I would think the police would help in keeping family members safe in a rage. Check the laws in your state/county/city, it may be that difficult child can not be arrested if you do not press charges. Maybe talking to someone in the police department to see what the procedure is in your town. Is there a mental health assessment within that procedure? Would they honor your request for an ER visit to evaluate current mental health issues?
AOG, what happens when difficult child gets violent? Do you look at a medication change again? Is it getting worse? I have a feeling that for now you are feeling comfortable about your own safety, but if you start fearing for your own safety, I would decide how much you are willing to take.
It is good that you are getting input on both sides so that you can think about what you really want to do. My vote is to make sure you stay safe. Only you know when your safety is truly in question. As long as you and both boys are safe, continue as you are.
Just my 2 cents worth here- again- (sorry) If safety (anyone's) is a concern, definitely call 911 but ask for transportation to ER. There will still be a report from police because they will show up and there will still be some kind of consequence for difficult child- maybe not a police charge, but hours in an er explaining himself. If he is truly a threat/danger, maybe the psychiatric hospital is where he needs to be.

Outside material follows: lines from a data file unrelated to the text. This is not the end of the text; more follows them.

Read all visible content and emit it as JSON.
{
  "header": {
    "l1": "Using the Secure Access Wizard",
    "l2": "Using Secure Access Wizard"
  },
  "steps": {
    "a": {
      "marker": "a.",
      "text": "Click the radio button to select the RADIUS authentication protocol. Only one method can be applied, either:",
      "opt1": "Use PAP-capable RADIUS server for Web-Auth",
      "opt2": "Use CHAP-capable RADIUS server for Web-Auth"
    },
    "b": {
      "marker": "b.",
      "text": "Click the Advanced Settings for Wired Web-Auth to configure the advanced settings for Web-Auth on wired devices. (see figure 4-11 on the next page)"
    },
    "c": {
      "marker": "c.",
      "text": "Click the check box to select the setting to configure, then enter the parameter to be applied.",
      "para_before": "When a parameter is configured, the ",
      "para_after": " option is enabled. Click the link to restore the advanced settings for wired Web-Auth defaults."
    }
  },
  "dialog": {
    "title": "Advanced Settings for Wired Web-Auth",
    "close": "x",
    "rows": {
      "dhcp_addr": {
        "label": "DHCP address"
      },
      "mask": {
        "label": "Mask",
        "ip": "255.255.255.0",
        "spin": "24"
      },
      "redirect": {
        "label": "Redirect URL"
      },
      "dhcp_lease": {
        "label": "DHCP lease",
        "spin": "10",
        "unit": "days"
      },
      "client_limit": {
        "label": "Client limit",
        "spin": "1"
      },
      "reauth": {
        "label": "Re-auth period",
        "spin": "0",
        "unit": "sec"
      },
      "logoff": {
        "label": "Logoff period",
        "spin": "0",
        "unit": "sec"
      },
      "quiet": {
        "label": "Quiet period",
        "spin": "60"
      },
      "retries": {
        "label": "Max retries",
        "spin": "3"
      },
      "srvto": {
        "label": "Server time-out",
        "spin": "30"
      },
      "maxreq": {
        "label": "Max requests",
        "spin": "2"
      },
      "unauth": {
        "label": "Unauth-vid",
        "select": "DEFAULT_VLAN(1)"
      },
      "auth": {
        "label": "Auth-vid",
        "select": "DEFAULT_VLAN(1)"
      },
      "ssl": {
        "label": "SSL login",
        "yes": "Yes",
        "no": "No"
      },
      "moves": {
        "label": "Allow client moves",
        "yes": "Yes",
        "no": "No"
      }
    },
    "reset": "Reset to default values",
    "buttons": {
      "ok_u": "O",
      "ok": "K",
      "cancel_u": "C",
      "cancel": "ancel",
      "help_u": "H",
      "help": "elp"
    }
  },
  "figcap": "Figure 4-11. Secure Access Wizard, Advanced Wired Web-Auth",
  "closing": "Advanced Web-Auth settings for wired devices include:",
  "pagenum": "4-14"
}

It's such a tough situation. I am just starting to discover this as my son is almost 10 and getting bigger and stronger. I agree totally with what Sara and Klmno are saying about the police not being equipped to deal with mental illness but on the other side, when you are being attacked by an unstable individual who can hurt you, what do you do? Calling for an ambulance is one thing but if the person is still unsatble then they will call the police to provide transport. I tried caling our mobile crisis once while my husband was restraining my son who was trying to hurt him by any means possible and they responded that they would get there some time that evening (this was 2:00 in the afternoon) and couldn't really say when. They suggested calling 911.
In a perfect world, the people in authority would be better educated on mental illness. But since this is not the case, we are placed the difficult position of fending for ourselves far too often.
I'm not sure of the ages of your children. We never called the police until our difficult child was in high school. It was at the advice of his psychiatrist and the therapist we had said the same thing.
We've called the police saying we needed someone to help calm him down and we called to say that we needed to get him to the ER. At times, he even called the police himself! Twice when called to get him to the ER, he wound up getting arrested.
Finally the last arrest and hospitalization helped us. He made progress with the psychiatrist there, got registered with the state for mental health help and got put on probation.
Having to see him stand in front of the judge is heartbreaking but he is following the judge's orders. It is no longer OUR orders, it takes the blame off us.
I've been told by several doctors & hospital staff that the state of NJ is the worst state to try to get mental health help for an adolescent. There are so many rules and regulations that actual put the kids in charge of their own mental health. There are actually kids on waiting lists. It took many years for us to get results from the system.
Luckily for us, we are finally in the position of having the NJ mental health system going our way.
Calling the police is a hard decision.
Wishing you the strength you need to figure out what is best for your children.